WESTERN suburbs residents are expected to be hardest hit by Monday’s closure of Victoria’s only 24-hour mental health helpline.

The decision comes in the wake of a “jump-from-height” suicide in Melbourne’s west on Saturday.

State Williamstown MP Wade Noonan said Department of Human Services data showed more than a quarter of the 800 monthly calls to the Mental Health Advice Line came from Melbourne’s north-west.

The line closed at midnight on Monday.

Mental Health Minister Mary Wooldridge’s spokesman, Michael Moore, said the advice line had not met expectations. He said it averaged only 800 calls a month, compared to other services such as Lifeline, which received nearly 10,000 monthly calls.

“Discontinuing the service will also help reduce the confusion in the community around the number of telephone lines people can call.

“Anyone calling the mental health advice line will be transferred to Nurse-on-Call, which operates 24 hours a day.”

Mr Noonan, who is the opposition parliamentary health secretary, said

some callers had immediately been referred to an emergency department for treatment.

“I don’t want to put too fine a point on it, but it might be the difference between life and death for some.”

Mr Noonan claimed the line’s closure was a cost-cutting measure that would increase the existing stress on frontline mental health services.

Health and Community Services Union state secretary Lloyd Williams agreed that the line’s closure would place more pressure on workers.

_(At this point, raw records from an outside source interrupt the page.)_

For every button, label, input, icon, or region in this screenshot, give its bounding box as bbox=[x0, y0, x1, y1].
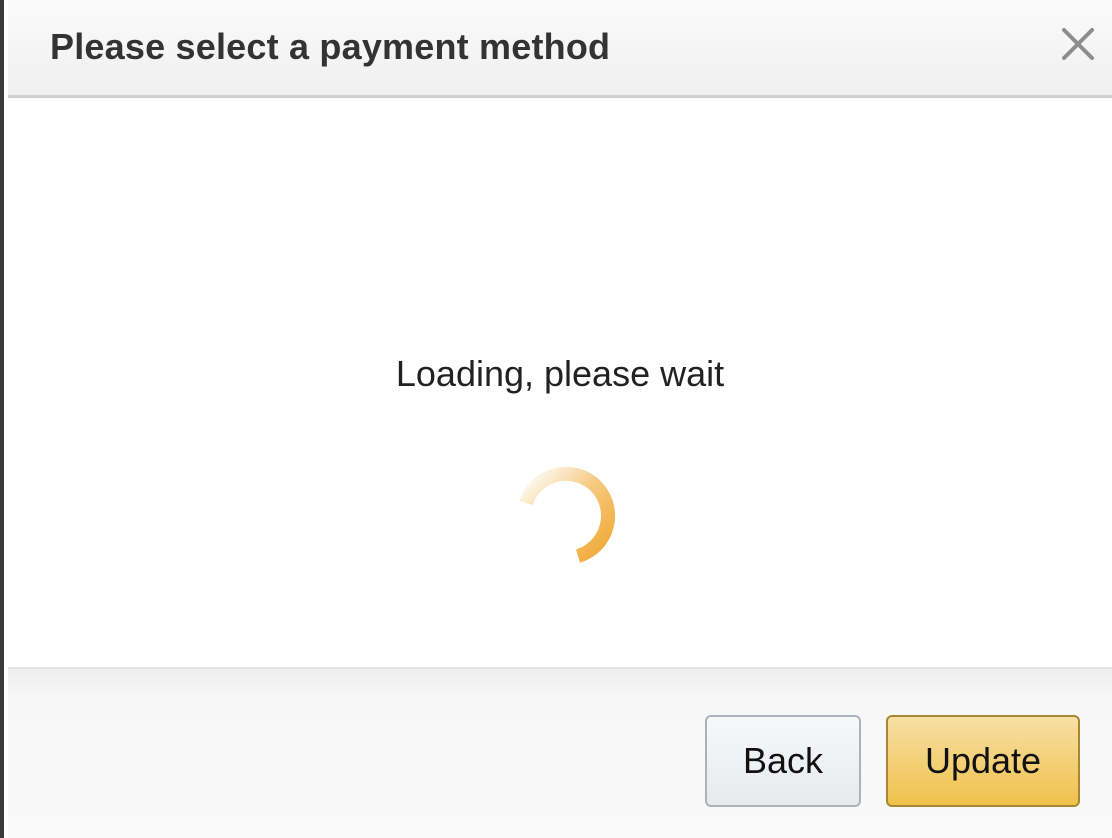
dialog-header: Please select a payment method bbox=[8, 0, 1112, 98]
back-button[interactable]: Back bbox=[705, 715, 861, 807]
dialog-footer: Back Update bbox=[8, 667, 1112, 838]
close-button[interactable] bbox=[1058, 24, 1098, 64]
dialog-title: Please select a payment method bbox=[50, 26, 611, 67]
loading-message: Loading, please wait bbox=[395, 353, 725, 394]
payment-method-dialog: Please select a payment method Loading, … bbox=[0, 0, 1112, 838]
update-button[interactable]: Update bbox=[886, 715, 1080, 807]
close-icon bbox=[1062, 28, 1094, 60]
dialog-body: Loading, please wait bbox=[8, 101, 1112, 667]
loading-spinner-icon bbox=[519, 466, 615, 563]
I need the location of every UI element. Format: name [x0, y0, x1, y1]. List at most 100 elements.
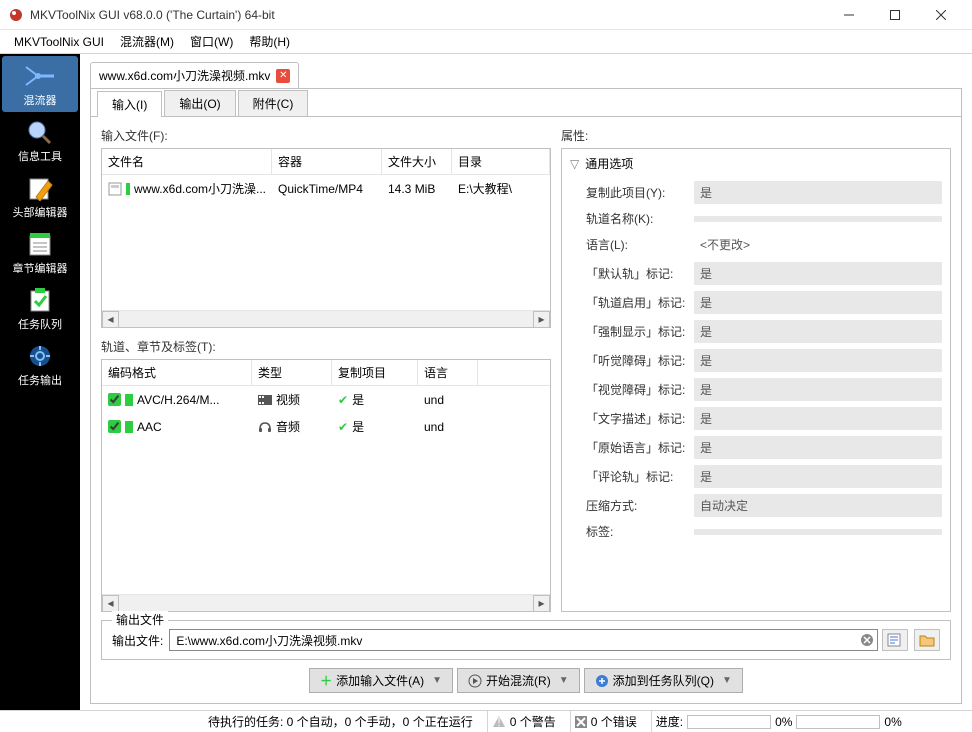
tab-attachments[interactable]: 附件(C) — [238, 90, 309, 116]
start-mux-button[interactable]: 开始混流(R) ▼ — [457, 668, 580, 693]
scroll-left[interactable]: ◂ — [102, 311, 119, 328]
browse-folder-button[interactable] — [914, 629, 940, 651]
property-value[interactable]: 自动决定 — [694, 494, 942, 517]
property-row: 复制此项目(Y): 是 — [562, 178, 950, 207]
property-value[interactable]: 是 — [694, 465, 942, 488]
menu-window[interactable]: 窗口(W) — [182, 30, 241, 53]
property-value[interactable]: 是 — [694, 378, 942, 401]
plus-icon: ＋ — [320, 672, 332, 689]
file-tab[interactable]: www.x6d.com小刀洗澡视频.mkv ✕ — [90, 62, 299, 88]
file-row[interactable]: www.x6d.com小刀洗澡... QuickTime/MP4 14.3 Mi… — [102, 175, 550, 202]
minimize-button[interactable] — [826, 0, 872, 30]
content-area: www.x6d.com小刀洗澡视频.mkv ✕ 输入(I) 输出(O) 附件(C… — [80, 54, 972, 710]
notepad-icon — [23, 230, 57, 258]
menu-help[interactable]: 帮助(H) — [241, 30, 298, 53]
chevron-down-icon: ▼ — [722, 675, 732, 686]
property-value[interactable]: 是 — [694, 436, 942, 459]
property-label: 「轨道启用」标记: — [586, 294, 686, 311]
sidebar-item-queue[interactable]: 任务队列 — [2, 280, 78, 336]
sidebar-item-label: 任务队列 — [18, 316, 62, 332]
output-file-input[interactable] — [169, 629, 878, 651]
sidebar-item-muxer[interactable]: 混流器 — [2, 56, 78, 112]
progress-bar-1 — [687, 715, 771, 729]
tab-input[interactable]: 输入(I) — [97, 91, 162, 117]
property-value[interactable]: 是 — [694, 262, 942, 285]
status-errors[interactable]: 0 个错误 — [570, 711, 641, 732]
menu-muxer[interactable]: 混流器(M) — [112, 30, 182, 53]
file-dir: E:\大教程\ — [452, 178, 550, 199]
sidebar-item-output[interactable]: 任务输出 — [2, 336, 78, 392]
h-scrollbar[interactable]: ◂ ▸ — [102, 594, 550, 611]
property-row: 「听觉障碍」标记:是 — [562, 346, 950, 375]
property-value[interactable]: 是 — [694, 291, 942, 314]
col-dir[interactable]: 目录 — [452, 149, 550, 174]
close-button[interactable] — [918, 0, 964, 30]
col-lang[interactable]: 语言 — [418, 360, 478, 385]
play-icon — [468, 674, 482, 688]
status-jobs: 待执行的任务: 0 个自动，0 个手动，0 个正在运行 — [204, 711, 477, 732]
maximize-button[interactable] — [872, 0, 918, 30]
property-value[interactable]: 是 — [694, 349, 942, 372]
input-files-list[interactable]: 文件名 容器 文件大小 目录 www.x6d.com小刀洗澡... — [101, 148, 551, 328]
clear-icon[interactable] — [858, 631, 876, 649]
progress-bar-2 — [796, 715, 880, 729]
track-checkbox[interactable] — [108, 420, 121, 433]
property-row: 「强制显示」标记: 是 — [562, 317, 950, 346]
tab-output[interactable]: 输出(O) — [164, 90, 235, 116]
status-indicator — [125, 394, 133, 406]
property-value[interactable]: <不更改> — [694, 233, 942, 256]
track-row[interactable]: AAC 音频 ✔是 und — [102, 413, 550, 440]
property-label: 标签: — [586, 523, 686, 540]
col-format[interactable]: 编码格式 — [102, 360, 252, 385]
property-label: 「强制显示」标记: — [586, 323, 686, 340]
track-checkbox[interactable] — [108, 393, 121, 406]
file-size: 14.3 MiB — [382, 180, 452, 198]
sidebar-item-header-editor[interactable]: 头部编辑器 — [2, 168, 78, 224]
col-type[interactable]: 类型 — [252, 360, 332, 385]
file-tabs: www.x6d.com小刀洗澡视频.mkv ✕ — [90, 62, 962, 88]
headphones-icon — [258, 421, 272, 433]
main-panel: 输入(I) 输出(O) 附件(C) 输入文件(F): 文件名 容器 文件大小 — [90, 88, 962, 704]
sidebar-item-label: 章节编辑器 — [13, 260, 68, 276]
gear-icon — [23, 342, 57, 370]
close-icon[interactable]: ✕ — [276, 69, 290, 83]
props-group-header[interactable]: ▽ 通用选项 — [562, 149, 950, 178]
property-label: 复制此项目(Y): — [586, 184, 686, 201]
tracks-list[interactable]: 编码格式 类型 复制项目 语言 AVC/H.264/M... 视频 ✔是 und — [101, 359, 551, 612]
status-progress: 进度: 0% 0% — [651, 711, 906, 732]
add-input-files-button[interactable]: ＋ 添加输入文件(A) ▼ — [309, 668, 453, 693]
property-value[interactable] — [694, 529, 942, 535]
property-value[interactable]: 是 — [694, 181, 942, 204]
browse-file-button[interactable] — [882, 629, 908, 651]
scroll-right[interactable]: ▸ — [533, 311, 550, 328]
check-icon: ✔ — [338, 420, 348, 434]
sidebar-item-chapter-editor[interactable]: 章节编辑器 — [2, 224, 78, 280]
h-scrollbar[interactable]: ◂ ▸ — [102, 310, 550, 327]
input-files-label: 输入文件(F): — [101, 127, 551, 144]
property-value[interactable]: 是 — [694, 320, 942, 343]
col-container[interactable]: 容器 — [272, 149, 382, 174]
file-icon — [108, 182, 122, 196]
inner-tabs: 输入(I) 输出(O) 附件(C) — [91, 89, 961, 117]
add-to-queue-button[interactable]: 添加到任务队列(Q) ▼ — [584, 668, 743, 693]
col-copy[interactable]: 复制项目 — [332, 360, 418, 385]
track-copy: 是 — [352, 418, 364, 435]
status-warnings[interactable]: ! 0 个警告 — [487, 711, 560, 732]
svg-text:!: ! — [497, 715, 500, 729]
col-size[interactable]: 文件大小 — [382, 149, 452, 174]
scroll-right[interactable]: ▸ — [533, 595, 550, 612]
property-label: 语言(L): — [586, 236, 686, 253]
property-label: 「评论轨」标记: — [586, 468, 686, 485]
properties-label: 属性: — [561, 127, 951, 144]
scroll-left[interactable]: ◂ — [102, 595, 119, 612]
magnifier-icon — [23, 118, 57, 146]
menu-app[interactable]: MKVToolNix GUI — [6, 32, 112, 52]
status-bar: 待执行的任务: 0 个自动，0 个手动，0 个正在运行 ! 0 个警告 0 个错… — [0, 710, 972, 732]
track-row[interactable]: AVC/H.264/M... 视频 ✔是 und — [102, 386, 550, 413]
property-value[interactable] — [694, 216, 942, 222]
sidebar-item-info[interactable]: 信息工具 — [2, 112, 78, 168]
property-value[interactable]: 是 — [694, 407, 942, 430]
col-filename[interactable]: 文件名 — [102, 149, 272, 174]
window-controls — [826, 0, 964, 30]
track-fmt: AAC — [137, 420, 162, 434]
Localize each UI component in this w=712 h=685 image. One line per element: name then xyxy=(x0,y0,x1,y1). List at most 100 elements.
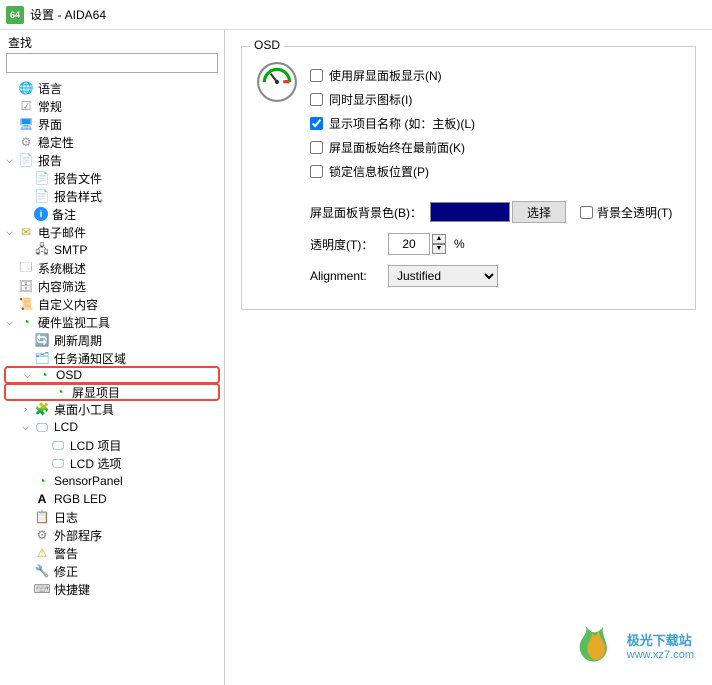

“It’s reflective of cuts across the board in the mental health sector and the demand for mental health services is spiralling out of control.”

The director of New View Psychology, Maria Mercuri, said many western suburbs residents relied on services like the advice line because it could take months to get access to a psychologist.

“Finance is a big factor and to get on to a bulk-billing psychologist is very difficult, so people ended up waiting a long time to get treatment.”

Youth worker Les Twentyman said the government was putting dollars before lives.

By the time of going to press, the government had not said where money saved from closing the Mental Health Advice Line would be redirected.

■An investigation has been completed into whether the installation of safety barriers on the West Gate Bridge has shifted suicide to other locations.

The Coroners Court and the Australian Institute of Suicide Research and Prevention

have completed a report into “jump-from-height” suicides in Victoria between 1990 and 2008. Its findings are yet to be released.